Although the 1950s are justly rated as the Golden Decade of Hindi Cinema, it was also an era when parents, blinded by the prospects of making big money, hustled their children into the inhumane requisites of filmmaking: interminable working hours, rank chauvinistic attitudes and adapting mentally to roles, be they precocious or larger-than-life to the point of being absurd.

Ineluctably, the psychological damage has to be swept under the carpet. The spells of depression, the feeling of isolation, the sense of freedom or the lack of it and the stasis on attaining belated independence – can these ever be resolved? Not likely.

Within a few years, the alliance hit the rocks, turning the supreme actress into a Tragedy Queen, both on and off the screen.

Meena Kumari and Kamal Amrohi

Moving on to the 1960s, the status quo persisted. No respite, once a child star, always a star, more out of necessity than choice. The laments of not being ‘normal’, of serving as a milch-cow were never been stated on record by Nanda, the princess of romance. However, behind her infectious smile on screen, there was the burden of serving as the sole provider of her six siblings and their mother Meenakshi Karnataki. While advancing into middle-age, she did accept a marriage proposal from the much-in-love Manmohan Desai but backed out at the nth hour.

Manmohan Desai and Nanda.
Amid the ’60s, the motion pictures moved from highly contrasting to Eastman shading. Off-screen, the parent trap remained as disheartening as ever. Without a doubt, are any of the yesteryear champions willing to open up about the parental mastery?
Asha Parekh and Nasir Hussain.

No generalisation this. On occasion, marriage can be a form of rebellion against a parent. Case in point: After her marriage to the naval Lieutenant Commander Rajnish Behl in 1959, Nutan filed a legal case for ‘mismanagement of funds and property’ against her mother, the charismatic actress Shobhana Samarth. Although there was a reconciliation, a certain melancholia persisted to her last days.

Nutan with her mother, Shobhana Samarth, brother, Jaideep and sister, Tanuja.

Cut next to the pheonomenon which tongue-in-chic magazines of the bygone era, called the ‘Ammas’, since their origins were in south India.

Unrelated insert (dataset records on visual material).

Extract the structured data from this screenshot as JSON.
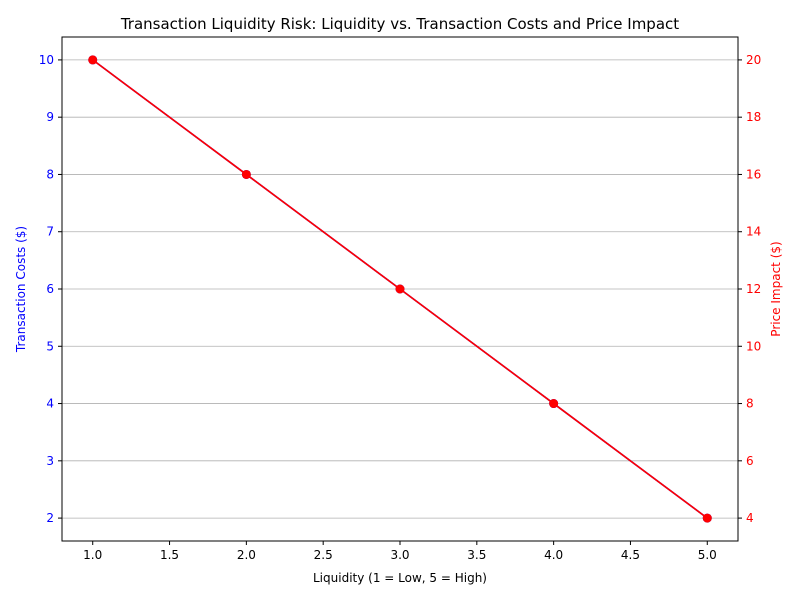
{
  "chart_data": {
    "type": "line",
    "title": "Transaction Liquidity Risk: Liquidity vs. Transaction Costs and Price Impact",
    "xlabel": "Liquidity (1 = Low, 5 = High)",
    "ylabel": "Transaction Costs ($)",
    "ylabel_right": "Price Impact ($)",
    "x": [
      1,
      2,
      3,
      4,
      5
    ],
    "xlim": [
      0.8,
      5.2
    ],
    "x_ticks": [
      1.0,
      1.5,
      2.0,
      2.5,
      3.0,
      3.5,
      4.0,
      4.5,
      5.0
    ],
    "x_tick_labels": [
      "1.0",
      "1.5",
      "2.0",
      "2.5",
      "3.0",
      "3.5",
      "4.0",
      "4.5",
      "5.0"
    ],
    "ylim": [
      1.6,
      10.4
    ],
    "y_ticks": [
      2,
      3,
      4,
      5,
      6,
      7,
      8,
      9,
      10
    ],
    "y_tick_labels": [
      "2",
      "3",
      "4",
      "5",
      "6",
      "7",
      "8",
      "9",
      "10"
    ],
    "ylim_right": [
      3.2,
      20.8
    ],
    "y_right_ticks": [
      4,
      6,
      8,
      10,
      12,
      14,
      16,
      18,
      20
    ],
    "y_right_tick_labels": [
      "4",
      "6",
      "8",
      "10",
      "12",
      "14",
      "16",
      "18",
      "20"
    ],
    "grid": "horizontal",
    "series": [
      {
        "axis": "left",
        "values": [
          10,
          8,
          6,
          4,
          2
        ],
        "color": "#0000ff",
        "marker": "circle"
      },
      {
        "axis": "right",
        "values": [
          20,
          16,
          12,
          8,
          4
        ],
        "color": "#ff0000",
        "marker": "circle"
      }
    ],
    "colors": {
      "left_axis": "#0000ff",
      "right_axis": "#ff0000",
      "grid": "#b0b0b0",
      "text": "#000000"
    }
  }
}
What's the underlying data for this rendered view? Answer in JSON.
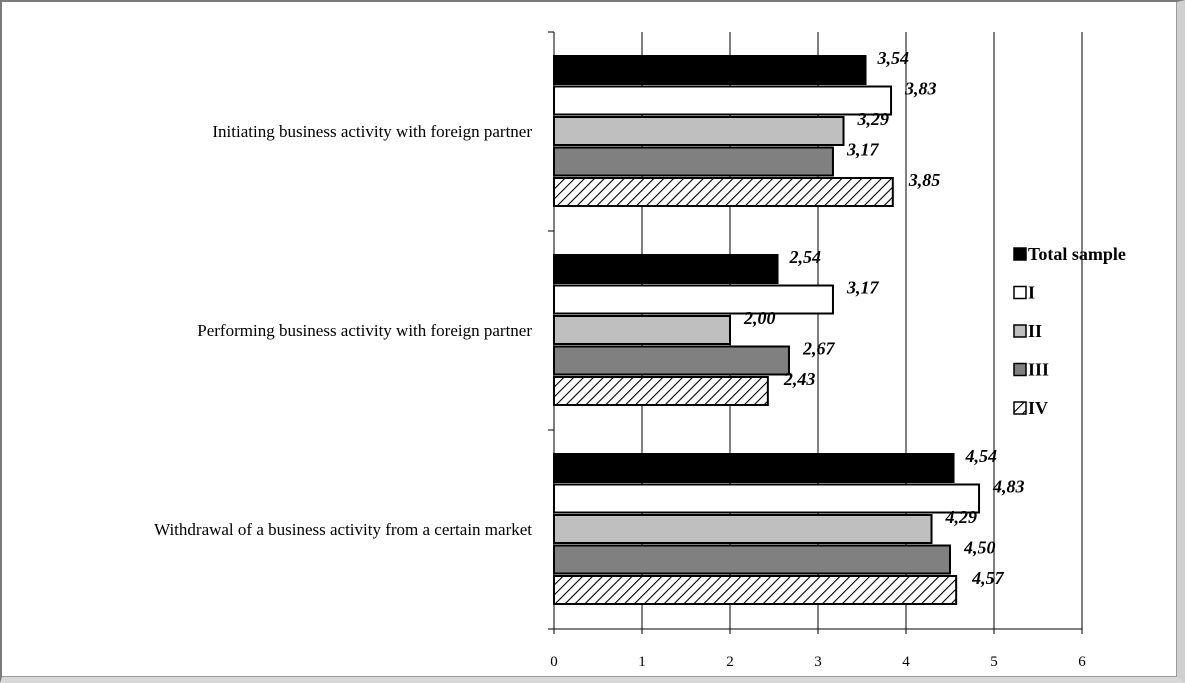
{
  "chart_data": {
    "type": "bar",
    "orientation": "horizontal",
    "title": "",
    "xlabel": "",
    "ylabel": "",
    "xlim": [
      0,
      6
    ],
    "x_ticks": [
      0,
      1,
      2,
      3,
      4,
      5,
      6
    ],
    "x_tick_labels": [
      "0",
      "1",
      "2",
      "3",
      "4",
      "5",
      "6"
    ],
    "grid": "vertical",
    "legend_position": "right",
    "categories": [
      "Initiating business activity with foreign partner",
      "Performing business activity with foreign partner",
      "Withdrawal of a business activity from a certain market"
    ],
    "series": [
      {
        "name": "Total sample",
        "fill": "#000000",
        "pattern": "solid",
        "values": [
          3.54,
          2.54,
          4.54
        ],
        "labels": [
          "3,54",
          "2,54",
          "4,54"
        ]
      },
      {
        "name": "I",
        "fill": "#ffffff",
        "pattern": "solid",
        "values": [
          3.83,
          3.17,
          4.83
        ],
        "labels": [
          "3,83",
          "3,17",
          "4,83"
        ]
      },
      {
        "name": "II",
        "fill": "#bfbfbf",
        "pattern": "solid",
        "values": [
          3.29,
          2.0,
          4.29
        ],
        "labels": [
          "3,29",
          "2,00",
          "4,29"
        ]
      },
      {
        "name": "III",
        "fill": "#808080",
        "pattern": "solid",
        "values": [
          3.17,
          2.67,
          4.5
        ],
        "labels": [
          "3,17",
          "2,67",
          "4,50"
        ]
      },
      {
        "name": "IV",
        "fill": "#ffffff",
        "pattern": "diagonal-hatch",
        "values": [
          3.85,
          2.43,
          4.57
        ],
        "labels": [
          "3,85",
          "2,43",
          "4,57"
        ]
      }
    ]
  }
}
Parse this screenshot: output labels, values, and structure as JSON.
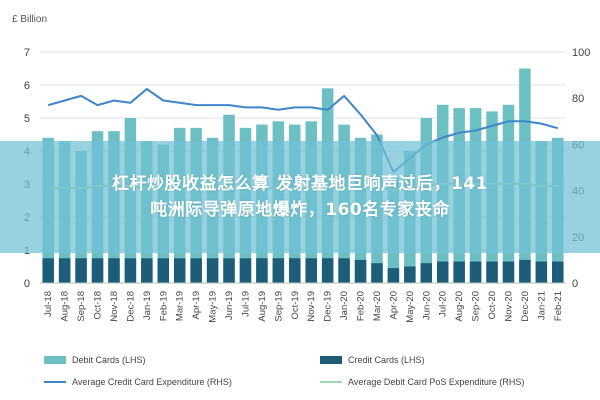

The first of the no-nonsense Amma was none other than the Tamil actress Vasundhara Devi who constantly chaperoned Vyjayanthimala. The vigilant one couldn’t keep Vyjayanthimala leashed forever though. As her popularity escalated, she was involved in liaisons with Dilip Kumar and then Raj Kapoor but rushed into a marriage with Dr Chamanlal Bali in 1968. Amma’s hold on her was firm but then something’s gotta give.

Rekha with her parents, Gemini Ganesan and Pushpavalli.

The southern influx was on and how. Hema Malini’s mother Jaya Chakravarthy, remembered as the most formidable ‘Amma’ of them shadowed her daughter at the studios, till enough was enough. The dream girl ended what could have been an ongoing nightmare, by marrying the already married Dharmendra.

Hema Malini with her mother Jaya Chakravarthy.

Once in a rare while, moms from Madras could keep themselves low-key and level-headed in Bombay. The star power of Jayalalitha, who went on to scale incredible heights by becoming the Chief Minister of Tamil Nadu, is believed to have been chessboarded by her mother actress Vedha aka Sandhya. But when the daughter’s only Hindi film, Izzat (1968), tanked, it was bye bye Bollwyood.

Jayalalithaa with her mother, Sandhya.

Apparently, it wasn’t all about loving the family altruistically. Sridevi filed a legal case against her sister Sreelatha for the misappopriation of her savings.

Sridevi with her mother, Rajeswari Yanger.